Shaykh Owaisi, a lecturer in South African Islamic history who has done extensive research on handwritten Qurans in Cape Town, believes Tuan Guru was motivated by the need to preserve Islam among Muslim prisoners and slaves in what was then a Dutch colony.

"While they were preaching the Bible and trying to convert the Muslim slaves, Tuan Guru was writing the copies of the Quran, teaching it to the children and getting them to memorise it.

"It tells a story of resilience and perseverance. It shows the level of education of the people that were brought to Cape Town as slaves and prisoners."

Image source, Getty Images
Image caption,

Islam was first practised in what is now South Africa by slaves and prisoners

Tuan Guru also penned a 613-page Arabic textbook entitled Ma'rifat wal Iman wal Islam (The Knowledge of Faith and Religion) from memory.

The book, a basic guide to Islamic beliefs, was used for more than 100 years to teach the Muslims of Cape Town about their faith.
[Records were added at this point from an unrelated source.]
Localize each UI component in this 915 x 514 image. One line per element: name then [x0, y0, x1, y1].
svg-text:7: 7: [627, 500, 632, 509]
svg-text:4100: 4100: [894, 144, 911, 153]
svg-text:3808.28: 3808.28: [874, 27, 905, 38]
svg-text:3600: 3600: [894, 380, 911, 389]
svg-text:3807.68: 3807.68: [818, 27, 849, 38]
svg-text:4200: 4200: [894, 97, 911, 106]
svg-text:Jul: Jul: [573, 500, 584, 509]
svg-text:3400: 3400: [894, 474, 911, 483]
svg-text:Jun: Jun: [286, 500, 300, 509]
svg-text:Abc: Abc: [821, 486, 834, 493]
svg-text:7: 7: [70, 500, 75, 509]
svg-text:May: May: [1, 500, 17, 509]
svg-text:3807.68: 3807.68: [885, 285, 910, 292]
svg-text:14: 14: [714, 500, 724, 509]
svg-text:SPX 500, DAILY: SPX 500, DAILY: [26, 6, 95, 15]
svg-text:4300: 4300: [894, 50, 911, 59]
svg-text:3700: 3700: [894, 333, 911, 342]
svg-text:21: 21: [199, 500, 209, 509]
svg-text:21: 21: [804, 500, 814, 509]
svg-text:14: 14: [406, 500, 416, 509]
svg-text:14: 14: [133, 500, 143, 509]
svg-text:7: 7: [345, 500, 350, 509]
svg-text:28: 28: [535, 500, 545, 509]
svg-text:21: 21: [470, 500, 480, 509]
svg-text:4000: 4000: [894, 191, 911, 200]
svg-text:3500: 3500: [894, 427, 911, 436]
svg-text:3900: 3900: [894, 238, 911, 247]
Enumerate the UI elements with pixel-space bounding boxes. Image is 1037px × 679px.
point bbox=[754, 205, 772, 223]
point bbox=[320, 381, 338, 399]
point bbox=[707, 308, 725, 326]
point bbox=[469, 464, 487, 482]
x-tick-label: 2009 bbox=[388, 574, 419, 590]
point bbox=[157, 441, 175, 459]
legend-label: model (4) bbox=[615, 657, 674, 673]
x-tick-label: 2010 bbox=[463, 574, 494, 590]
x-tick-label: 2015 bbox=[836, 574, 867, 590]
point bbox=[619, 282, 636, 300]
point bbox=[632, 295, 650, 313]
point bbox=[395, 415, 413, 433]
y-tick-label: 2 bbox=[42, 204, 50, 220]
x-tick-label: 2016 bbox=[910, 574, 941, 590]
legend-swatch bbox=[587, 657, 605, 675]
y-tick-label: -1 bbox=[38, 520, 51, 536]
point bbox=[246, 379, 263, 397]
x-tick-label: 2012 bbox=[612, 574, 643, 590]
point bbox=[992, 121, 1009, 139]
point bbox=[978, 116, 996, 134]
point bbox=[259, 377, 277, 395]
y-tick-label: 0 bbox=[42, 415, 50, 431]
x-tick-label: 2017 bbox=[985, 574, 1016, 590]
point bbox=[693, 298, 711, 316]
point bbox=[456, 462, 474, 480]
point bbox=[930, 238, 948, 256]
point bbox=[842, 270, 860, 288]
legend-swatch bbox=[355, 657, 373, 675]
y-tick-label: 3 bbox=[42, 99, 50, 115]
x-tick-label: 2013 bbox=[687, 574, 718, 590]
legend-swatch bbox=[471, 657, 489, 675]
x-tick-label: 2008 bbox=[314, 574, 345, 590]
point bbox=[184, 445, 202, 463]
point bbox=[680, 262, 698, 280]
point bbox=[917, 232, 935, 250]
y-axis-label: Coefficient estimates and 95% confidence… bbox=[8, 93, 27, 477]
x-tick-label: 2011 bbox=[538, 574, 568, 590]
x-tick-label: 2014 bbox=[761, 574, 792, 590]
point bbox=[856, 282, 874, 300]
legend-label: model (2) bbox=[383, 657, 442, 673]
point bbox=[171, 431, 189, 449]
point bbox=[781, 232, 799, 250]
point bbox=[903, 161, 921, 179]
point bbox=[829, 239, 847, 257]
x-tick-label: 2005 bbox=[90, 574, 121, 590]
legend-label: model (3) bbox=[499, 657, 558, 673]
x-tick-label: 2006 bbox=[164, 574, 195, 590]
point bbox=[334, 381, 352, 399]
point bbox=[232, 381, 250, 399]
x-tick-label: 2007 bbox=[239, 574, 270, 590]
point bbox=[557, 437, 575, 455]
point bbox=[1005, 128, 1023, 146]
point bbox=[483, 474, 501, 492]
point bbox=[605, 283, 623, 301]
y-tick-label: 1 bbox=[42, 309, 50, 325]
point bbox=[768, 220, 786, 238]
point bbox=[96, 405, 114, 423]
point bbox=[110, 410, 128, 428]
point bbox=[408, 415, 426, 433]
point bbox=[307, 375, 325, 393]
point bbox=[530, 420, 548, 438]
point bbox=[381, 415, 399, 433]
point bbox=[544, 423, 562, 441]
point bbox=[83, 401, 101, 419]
It is still in good condition and is in the possession of the Rakiep family, descendants of Tuan Guru. A replica is kept in the national library in Cape Town.

"He sat down and wrote down just about everything he could remember about his faith and he used that as a text for teaching others," says Shaykh Owaisi.

Of the five copies of the Quran handwritten by Tuan Guru, three can still be accounted for. Apart from the one in the Auwal mosque, the other two are in the possession of his family, including his great-great granddaughter.

About 100 replicas have been produced. In April a one of them was handed over to the library of the al-Aqsa mosque in Jerusalem - the third holiest site in Islam - while a few have been handed over to visiting dignitaries.

In May 2019 Ganief Hendricks, leader a Muslim political party in South Africa, Al Jama'ah, used one of the replicas to be sworn in as member of parliament.

Little did the Dutch realise that by banishing Tuan Guru to southern Africa they would inadvertently be the catalyst for spreading Islam to this part of the world, where Muslims now make up around 5% of Cape Town's estimated population of 4.6 million.

"When he came to the Cape, Tuan Guru observed that Islam was in pretty bad shape so he had a lot of work to do," Mr Morton says.

"The community didn't really have their hands on any texts - they were Muslims more from cultural memory than anything else.

"I would say that that first Quran he wrote is the reason why the Muslim community survived and developed into the respected community we have today."